Most people who have heard of Marcel Marceau will know him as the famous French mime artist, few, I imagine, will know that he was actually born Marcel Mangel the son of a Jewish butcher, who, during World War II joined the French Resistance and helped thousands of orphaned Jewish children escape the clutches of the Nazis.

His story is told in writer and director Jonathan Jakubowiez’s new film Resistance

Beginning in 1938 just prior to the start of the war, Marcel Mangel, (Jesse Eisenberg), as he was known then, is living in a town on the French/German border. Wanting to be a famous clown, he performs in local theatres giving impressions of Charlie Chaplin, Mangel is more interested in himself than he is in helping others.

Mangel’s life changes when orphaned Jewish children arrive from Germany. Put up in a local castle Mangel uses his clown routine to entertain the children and distract them from the horrors that are going on around them.
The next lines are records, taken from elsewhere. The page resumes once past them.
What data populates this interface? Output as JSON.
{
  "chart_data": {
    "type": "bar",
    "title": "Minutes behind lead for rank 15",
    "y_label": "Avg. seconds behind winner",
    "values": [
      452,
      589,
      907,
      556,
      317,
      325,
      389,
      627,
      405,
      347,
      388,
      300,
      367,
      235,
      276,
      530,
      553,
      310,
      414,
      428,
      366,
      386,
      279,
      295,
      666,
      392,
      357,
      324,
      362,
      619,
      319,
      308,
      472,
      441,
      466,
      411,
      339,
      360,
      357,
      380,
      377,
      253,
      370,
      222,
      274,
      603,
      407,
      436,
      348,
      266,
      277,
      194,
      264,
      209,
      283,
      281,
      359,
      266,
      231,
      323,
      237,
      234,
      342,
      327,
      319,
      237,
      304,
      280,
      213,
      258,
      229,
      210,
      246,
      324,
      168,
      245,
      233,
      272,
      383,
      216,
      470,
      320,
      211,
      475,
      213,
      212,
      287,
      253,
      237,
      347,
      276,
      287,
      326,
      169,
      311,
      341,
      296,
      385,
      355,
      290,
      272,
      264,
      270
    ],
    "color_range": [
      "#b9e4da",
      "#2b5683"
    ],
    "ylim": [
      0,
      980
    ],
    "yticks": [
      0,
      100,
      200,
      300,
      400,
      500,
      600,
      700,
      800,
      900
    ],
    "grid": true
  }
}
As war is declared the children and Mangel are evacuated to the South of France.

After the South of France is overrun by the Nazis and the children’s chances of survival diminish by the day Mangel, now called Marceau after he doctors his passport, along with other members’ of the resistance decide that they must get as many children out of France and to the safety of Switzerland as they can.
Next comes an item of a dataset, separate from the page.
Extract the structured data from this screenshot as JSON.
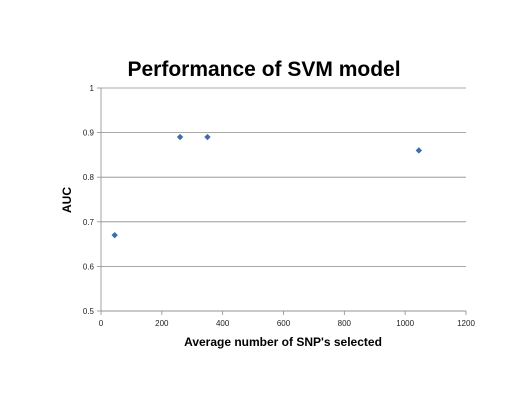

Marceau’s life story is certainly one worth telling even if it’s slightly flawed as is the case with Resistance. This is perhaps down to the casting of Eisenberg who at no time looks comfortable in the role, his awkward attempt at mime makes it difficult to believe that Marceau, as the caption states at the end of the film, was to go on and become the greatest mime artist the world had ever seen.

A story that involves rescuing children whose lives are in danger should make you feel that the lives of the children are hanging in the balance, with the exception of a few scenes, which come mostly towards the end and stretch credibility, there’s very little tension throughout the film.

Whilst Eisenberg’s performance might be questionable Matthias Schweighofer is great as the tyrannical and sadistic Gestapo chief Klaus Barbie as is Clémence Poésy who plays Emma, a member of the resistance and the object of Marceau’s affections.

An enjoyable if somewhat underwhelming watch.